L’historien Louis Madelin, qui est alors affecté au GQG, relate ainsi l’arrivée de Castelnau à Dugny : « Nous vîmes, dans une petite tempête de neige, arriver le général de Castelnau. La seule présence du grand chef apaisait les fièvres et rassurait les inquiétudes. Il fit son enquête rapidement mais à fond, se rendit compte des réalités, calma les trop grandes inquiétudes, discerna ce qu’il y avait à faire pour arrêter la démoralisation, seul danger qui fût absolument mortel. »

Castelnau trouve le général Frédéric Herr, d’habitude si maître de lui, bouleversé. Son état-major est épuisé et déprimé, ne pouvant plus articuler les renforts qui arrivent (trois corps d’armée et de l’artillerie lourde) et assurer le ravitaillement et les liaisons. Si Herr n’est plus capable de créer une nouvelle et solide ligne de défense, il faut un autre chef. Or Pétain est en route pour prendre le commandement des troupes de la rive gauche. Castelnau décide donc, en pleine bataille, de changer sa mission et de lui donner aussi le commandement de toutes les troupes françaises, celles de la rive gauche et de la rive droite.

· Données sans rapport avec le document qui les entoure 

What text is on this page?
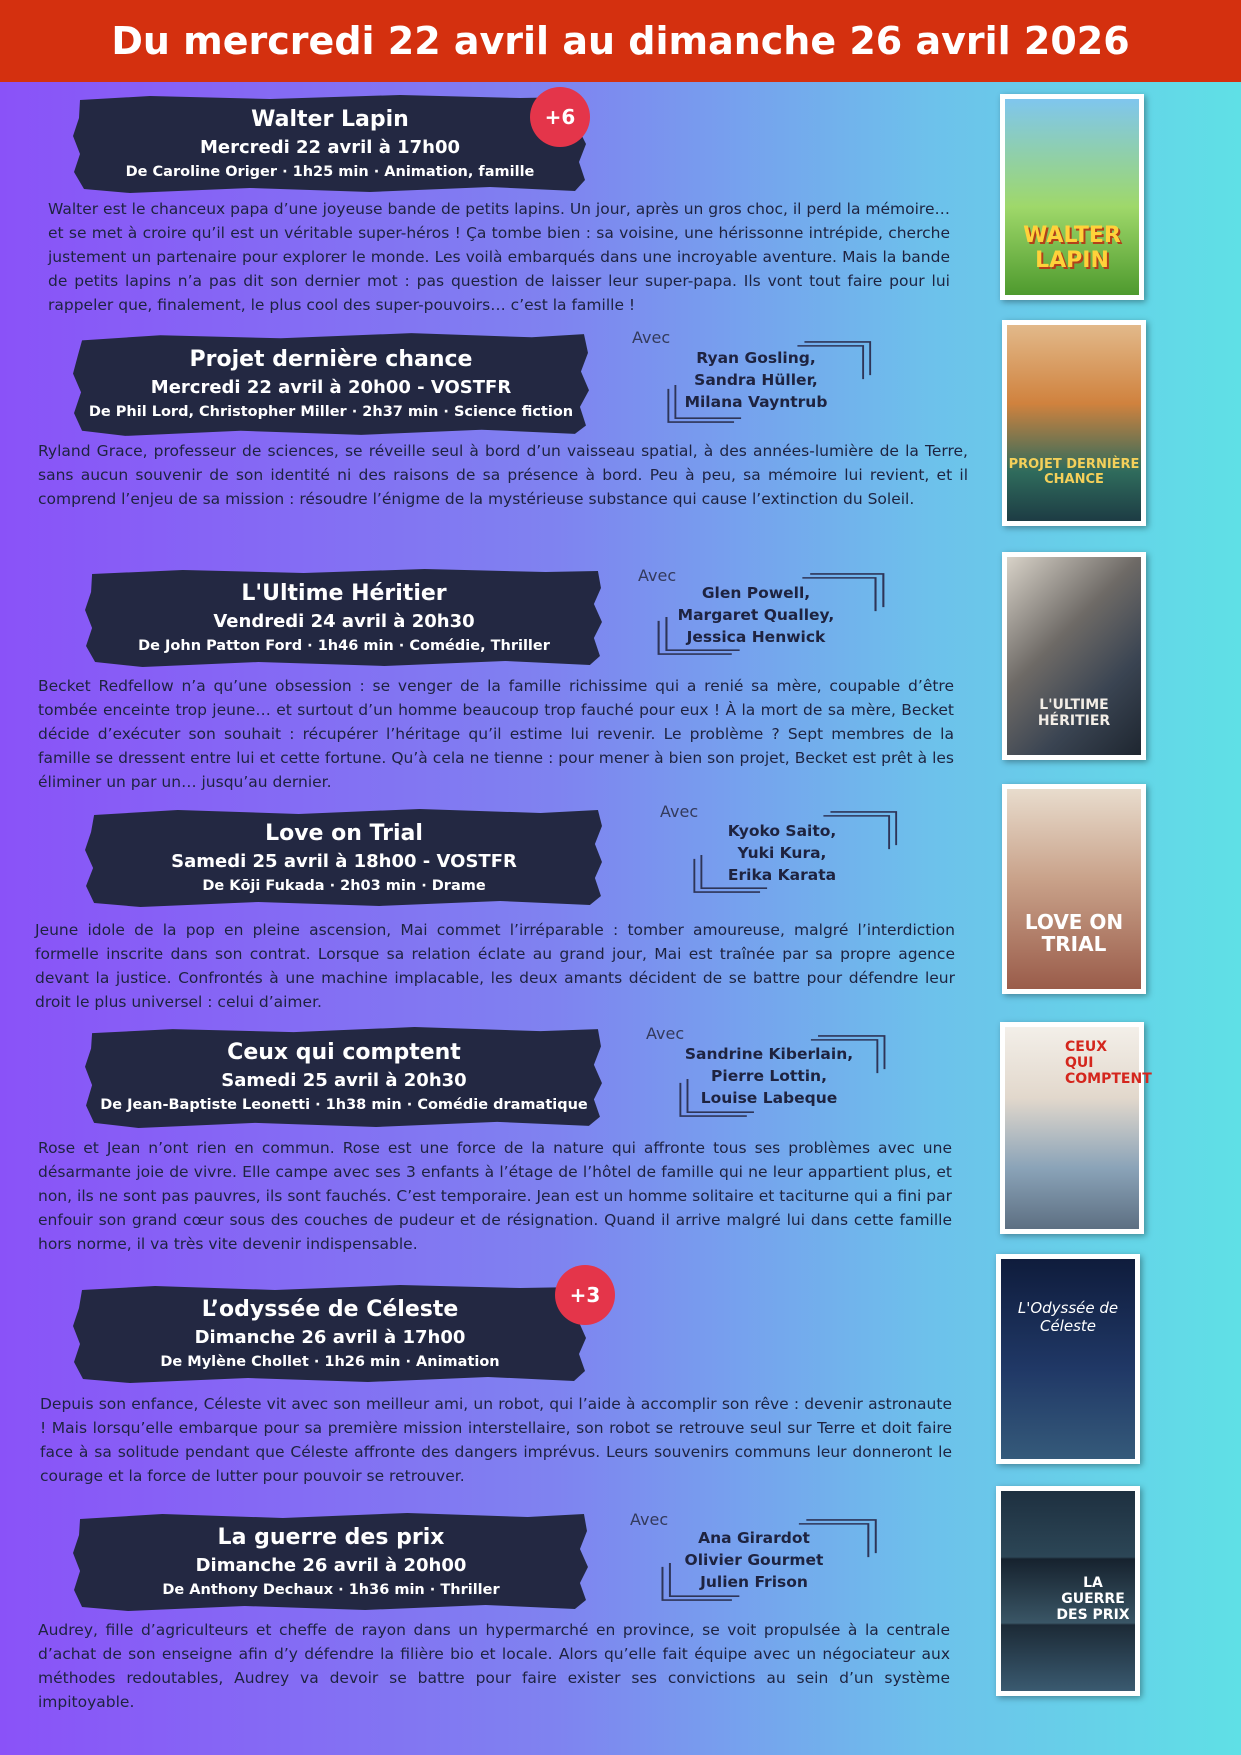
Du mercredi 22 avril au dimanche 26 avril 2026
Walter Lapin
Mercredi 22 avril à 17h00
De Caroline Origer · 1h25 min · Animation, famille
+6

Walter est le chanceux papa d’une joyeuse bande de petits lapins. Un jour, après un gros choc, il perd la mémoire… et se met à croire qu’il est un véritable super-héros ! Ça tombe bien : sa voisine, une hérissonne intrépide, cherche justement un partenaire pour explorer le monde. Les voilà embarqués dans une incroyable aventure. Mais la bande de petits lapins n’a pas dit son dernier mot : pas question de laisser leur super-papa. Ils vont tout faire pour lui rappeler que, finalement, le plus cool des super-pouvoirs… c’est la famille !

WALTER LAPIN
Projet dernière chance
Mercredi 22 avril à 20h00 - VOSTFR
De Phil Lord, Christopher Miller · 2h37 min · Science fiction
Avec
Ryan Gosling,
Sandra Hüller,
Milana Vayntrub

Ryland Grace, professeur de sciences, se réveille seul à bord d’un vaisseau spatial, à des années-lumière de la Terre, sans aucun souvenir de son identité ni des raisons de sa présence à bord. Peu à peu, sa mémoire lui revient, et il comprend l’enjeu de sa mission : résoudre l’énigme de la mystérieuse substance qui cause l’extinction du Soleil.

PROJET DERNIÈRE CHANCE
L'Ultime Héritier
Vendredi 24 avril à 20h30
De John Patton Ford · 1h46 min · Comédie, Thriller
Avec
Glen Powell,
Margaret Qualley,
Jessica Henwick

Becket Redfellow n’a qu’une obsession : se venger de la famille richissime qui a renié sa mère, coupable d’être tombée enceinte trop jeune… et surtout d’un homme beaucoup trop fauché pour eux ! À la mort de sa mère, Becket décide d’exécuter son souhait : récupérer l’héritage qu’il estime lui revenir. Le problème ? Sept membres de la famille se dressent entre lui et cette fortune. Qu’à cela ne tienne : pour mener à bien son projet, Becket est prêt à les éliminer un par un… jusqu’au dernier.

L'ULTIME HÉRITIER
Love on Trial
Samedi 25 avril à 18h00 - VOSTFR
De Kōji Fukada · 2h03 min · Drame
Avec
Kyoko Saito,
Yuki Kura,
Erika Karata

Jeune idole de la pop en pleine ascension, Mai commet l’irréparable : tomber amoureuse, malgré l’interdiction formelle inscrite dans son contrat. Lorsque sa relation éclate au grand jour, Mai est traînée par sa propre agence devant la justice. Confrontés à une machine implacable, les deux amants décident de se battre pour défendre leur droit le plus universel : celui d’aimer.

LOVE ON TRIAL
Ceux qui comptent
Samedi 25 avril à 20h30
De Jean-Baptiste Leonetti · 1h38 min · Comédie dramatique
Avec
Sandrine Kiberlain,
Pierre Lottin,
Louise Labeque

Rose et Jean n’ont rien en commun. Rose est une force de la nature qui affronte tous ses problèmes avec une désarmante joie de vivre. Elle campe avec ses 3 enfants à l’étage de l’hôtel de famille qui ne leur appartient plus, et non, ils ne sont pas pauvres, ils sont fauchés. C’est temporaire. Jean est un homme solitaire et taciturne qui a fini par enfouir son grand cœur sous des couches de pudeur et de résignation. Quand il arrive malgré lui dans cette famille hors norme, il va très vite devenir indispensable.

CEUX QUI COMPTENT
L’odyssée de Céleste
Dimanche 26 avril à 17h00
De Mylène Chollet · 1h26 min · Animation
+3

Depuis son enfance, Céleste vit avec son meilleur ami, un robot, qui l’aide à accomplir son rêve : devenir astronaute ! Mais lorsqu’elle embarque pour sa première mission interstellaire, son robot se retrouve seul sur Terre et doit faire face à sa solitude pendant que Céleste affronte des dangers imprévus. Leurs souvenirs communs leur donneront le courage et la force de lutter pour pouvoir se retrouver.

L'Odyssée de Céleste
La guerre des prix
Dimanche 26 avril à 20h00
De Anthony Dechaux · 1h36 min · Thriller
Avec
Ana Girardot
Olivier Gourmet
Julien Frison

Audrey, fille d’agriculteurs et cheffe de rayon dans un hypermarché en province, se voit propulsée à la centrale d’achat de son enseigne afin d’y défendre la filière bio et locale. Alors qu’elle fait équipe avec un négociateur aux méthodes redoutables, Audrey va devoir se battre pour faire exister ses convictions au sein d’un système impitoyable.

LA GUERRE DES PRIX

C’est une véritable substitution de commandement. Mais Castelnau a confiance en Pétain et dans « son » équipe de l’état-major de la 2e armée, celui qu’il a formé lui-même et qui est encore peuplé d’officiers qu’il connaît bien.

À 15h30, il avise donc par téléphone le général Joffre qu’il veut donner au général Pétain (alors en route pour Bar-le-Duc) le commandement de l’ensemble de la Région fortifiée de Verdun et des troupes qui arrivent. Herr sera son adjoint et l’état-major de la RFV est fondu dans celui de la 2e armée. En même temps, il avise le général Pétain de venir directement à Souilly recevoir ses ordres.

À 16h50, Joffre approuve toutes les décisions prises par Castelnau. L’ordre est dactylographié et signé par Castelnau.

Prochaine étape : Verdun. Pour y voir le général Balfourier qui commande le 20e CA et qui téléphone à ses généraux en disant : « Le général de Castelnau, qui est ici à côté de moi, donne l’ordre de tenir coûte que coûte sur les positions actuelles. »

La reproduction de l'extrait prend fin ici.